BALTIMORE -- U.S. Trade Representative Katherine Tai continued to throw cold water on the idea of reviving negotiations for a free-trade agreement with the United Kingdom, saying, "A free trade agreement is a tool. It is a very 20th century tool. It has its place certainly in the toolbox," she said, but said that she wants these U.K.-U.S. economic dialogues to be "maximally responsive" to today's trade challenges. She said she wants to make sure "that we don’t spend years and spend a lot of blood, sweat and tears working on something that isn't going to be relevant to the needs of our people or our economies."

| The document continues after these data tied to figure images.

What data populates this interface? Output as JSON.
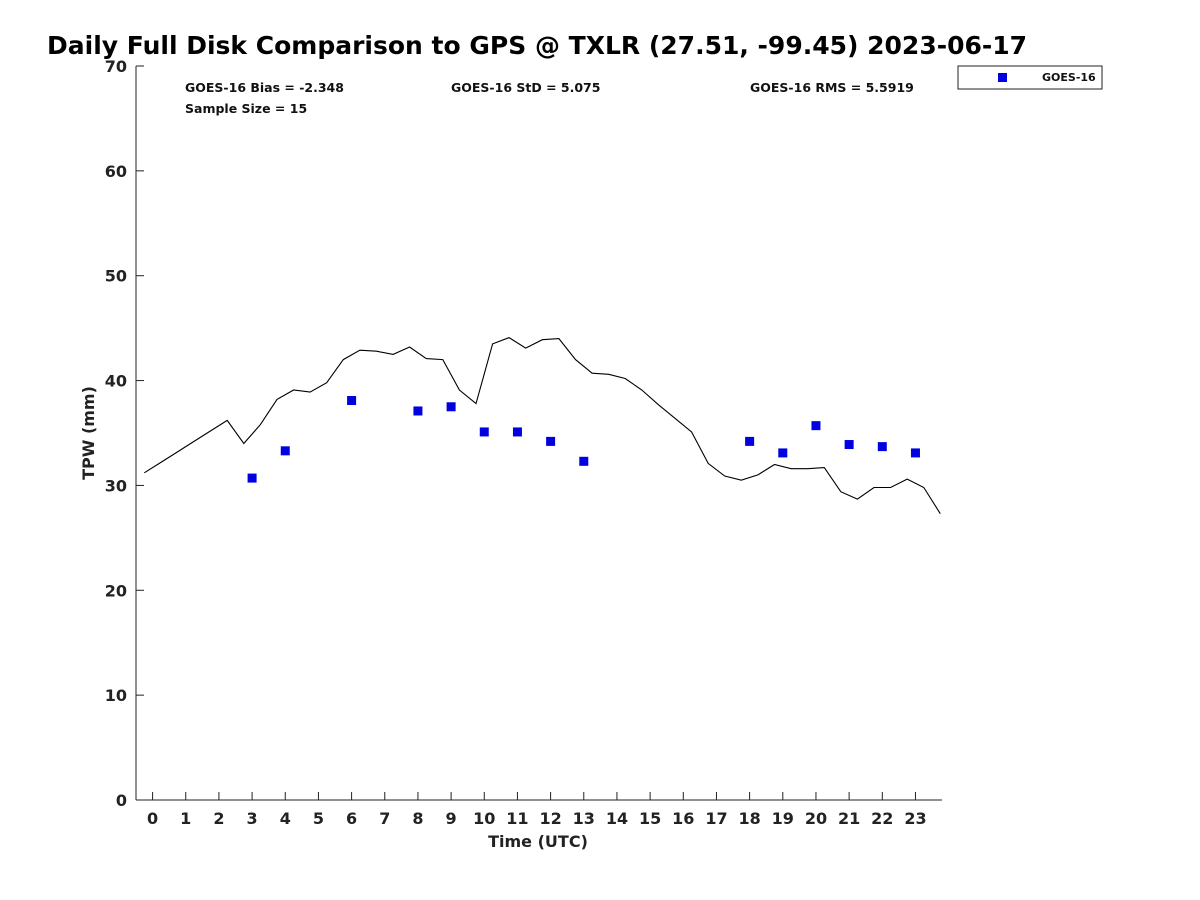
{
  "chart_data": {
    "type": "scatter",
    "title": "Daily Full Disk Comparison to GPS @ TXLR (27.51, -99.45) 2023-06-17",
    "xlabel": "Time (UTC)",
    "ylabel": "TPW (mm)",
    "xlim": [
      -0.5,
      23.8
    ],
    "ylim": [
      0,
      70
    ],
    "x_ticks": [
      0,
      1,
      2,
      3,
      4,
      5,
      6,
      7,
      8,
      9,
      10,
      11,
      12,
      13,
      14,
      15,
      16,
      17,
      18,
      19,
      20,
      21,
      22,
      23
    ],
    "y_ticks": [
      0,
      10,
      20,
      30,
      40,
      50,
      60,
      70
    ],
    "grid": false,
    "legend_position": "top-right, outside plot",
    "stats": {
      "bias": "GOES-16 Bias = -2.348",
      "std": "GOES-16 StD = 5.075",
      "rms": "GOES-16 RMS = 5.5919",
      "sample_size": "Sample Size = 15"
    },
    "series": [
      {
        "name": "GOES-16",
        "type": "scatter",
        "color": "#0000e0",
        "marker": "square",
        "x": [
          3,
          4,
          6,
          8,
          9,
          10,
          11,
          12,
          13,
          18,
          19,
          20,
          21,
          22,
          23
        ],
        "y": [
          30.7,
          33.3,
          38.1,
          37.1,
          37.5,
          35.1,
          35.1,
          34.2,
          32.3,
          34.2,
          33.1,
          35.7,
          33.9,
          33.7,
          33.1
        ]
      },
      {
        "type": "line",
        "color": "#000000",
        "x": [
          -0.25,
          0.25,
          0.75,
          1.25,
          1.75,
          2.25,
          2.75,
          3.25,
          3.75,
          4.25,
          4.75,
          5.25,
          5.75,
          6.25,
          6.75,
          7.25,
          7.75,
          8.25,
          8.75,
          9.25,
          9.75,
          10.25,
          10.75,
          11.25,
          11.75,
          12.25,
          12.75,
          13.25,
          13.75,
          14.25,
          14.75,
          15.25,
          15.75,
          16.25,
          16.75,
          17.25,
          17.75,
          18.25,
          18.75,
          19.25,
          19.75,
          20.25,
          20.75,
          21.25,
          21.75,
          22.25,
          22.75,
          23.25,
          23.75
        ],
        "y": [
          31.2,
          32.2,
          33.2,
          34.2,
          35.2,
          36.2,
          34.0,
          35.8,
          38.2,
          39.1,
          38.9,
          39.8,
          42.0,
          42.9,
          42.8,
          42.5,
          43.2,
          42.1,
          42.0,
          39.1,
          37.8,
          43.5,
          44.1,
          43.1,
          43.9,
          44.0,
          42.0,
          40.7,
          40.6,
          40.2,
          39.1,
          37.7,
          36.4,
          35.1,
          32.1,
          30.9,
          30.5,
          31.0,
          32.0,
          31.6,
          31.6,
          31.7,
          29.4,
          28.7,
          29.8,
          29.8,
          30.6,
          29.8,
          27.3
        ]
      }
    ]
  }
}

The top trade official in the British government and U.S. Trade Representative Katherine Tai said they want to do even more trade and investment between the two countries, even as a free-trade agreement is not the end goal. Secretary of State for International Trade Anne-Marie Trevelyan had hoped that the Biden administration would continue the free trade negotiations started during the Trump administration, but that has not happened. Marjorie Chorlins, who leads the U.S.-U.K. Business Council at the U.S. Chamber of Commerce, also spoke at the March 21 plenary in Baltimore, saying the business community strongly supports more U.S.-U.K. economic cooperation.
Sen. Mike Braun, R-Ind., and other Republicans asked the administration to use all available tools to help the union that represents dock workers and the port authorities on the West Coast to reach contracts on time this summer. Braun and his colleagues wrote, "We have heard from a number of stakeholders with concerns that a breakdown in negotiations ... will lead to even more disruptions and shipping delays at a time in which our nation’s ports are reporting record backlogs. ... Any delays caused by failed negotiations will have a drastic cost and impact on our nation’s supply chain. This cost will be felt by not only retailers and others that rely on ports for their business, but also by millions of American workers, farmers, and ranchers, who may face short-term shutdowns at their factories or barriers to shipping their products to market.”
Senators and representatives from all over the country wrote to the International Trade Commission asking it to reconsider countervailing duties on phosphate fertilizer from Morocco and asking it to suspend the investigation on urea ammonium nitrate solutions from Trinidad and Tobago.
The Ocean Shipping Reform Act is part of the House China package, and a Senate version is going to have a markup next week. House co-sponsor Dusty Johnson, R-S.D., said the bill's advocates need senators "to be able to punch this into the end zone."
Sen. Tom Cotton, R-Ark., reacting to a report in Inside U.S. Trade that the Office of the U.S. Trade Representative decided not to launch a new Section 301 investigation on China yet, sent a letter March 15 to USTR Katherine Tai asking whether the report is accurate and if so, why. A USTR spokesman didn't respond to a request for comment on the letter. Cotton wrote that the Chinese Communist Party "has shown nothing but malice towards this nation and should be shown no leniency in our response to its economic aggression. For this reason, I am deeply disappointed to learn that USTR is not pursuing an expansive set of Section 301 investigations into China’s anti-competitive and illegal trade practices."
Senate Homeland Security Committee Chairman Gary Peters, D-Mich., and Sen. John Cornyn, R-Texas, have reintroduced a bill, the Securing America’s Ports of Entry Act, that would hire at least 600 additional CBP officers a year until airports, seaports and land ports of entry are fully staffed.
Rep. Ken Buck, R-Colo., introduced a bill March 16 that would give CBP the authority to share information with rights holders when counterfeit goods are imported into the United States. A similar provision passed the Senate in its China package, known as the U.S. Innovation and Competition Act. USICA authorizes CBP to share information on suspected violations of intellectual property rights with “any other party with an interest in the merchandise.” Restrictions on sharing information about counterfeits with trademark holders have been a hurdle to stopping counterfeits, CBP has said (see 2104160033).
A bill that ends Russia's and Belarus's ability to export goods to the U.S. under the same tariff treatment as most of the rest of the world passed the House 424-8. Only Cuba and North Korea are subject to Column 2 tariffs; there is an embargo on imports from North Korea, and the U.S. imports almost nothing from Cuba. House Ways and Means Committee Chairman Richard Neal, D-Mass., said he intends to send this bill and the ban on oil, natural gas and coal imports from Russia, to the Senate at the same time.
Senators on the Finance Committee agreed that deepening trade ties with countries in Asia is important both for geopolitical and economic reasons, but they disagreed during a March 15 hearing on the Indo-Pacific Economic Framework about whether a traditional free-trade agreement is a better approach than the IPEF.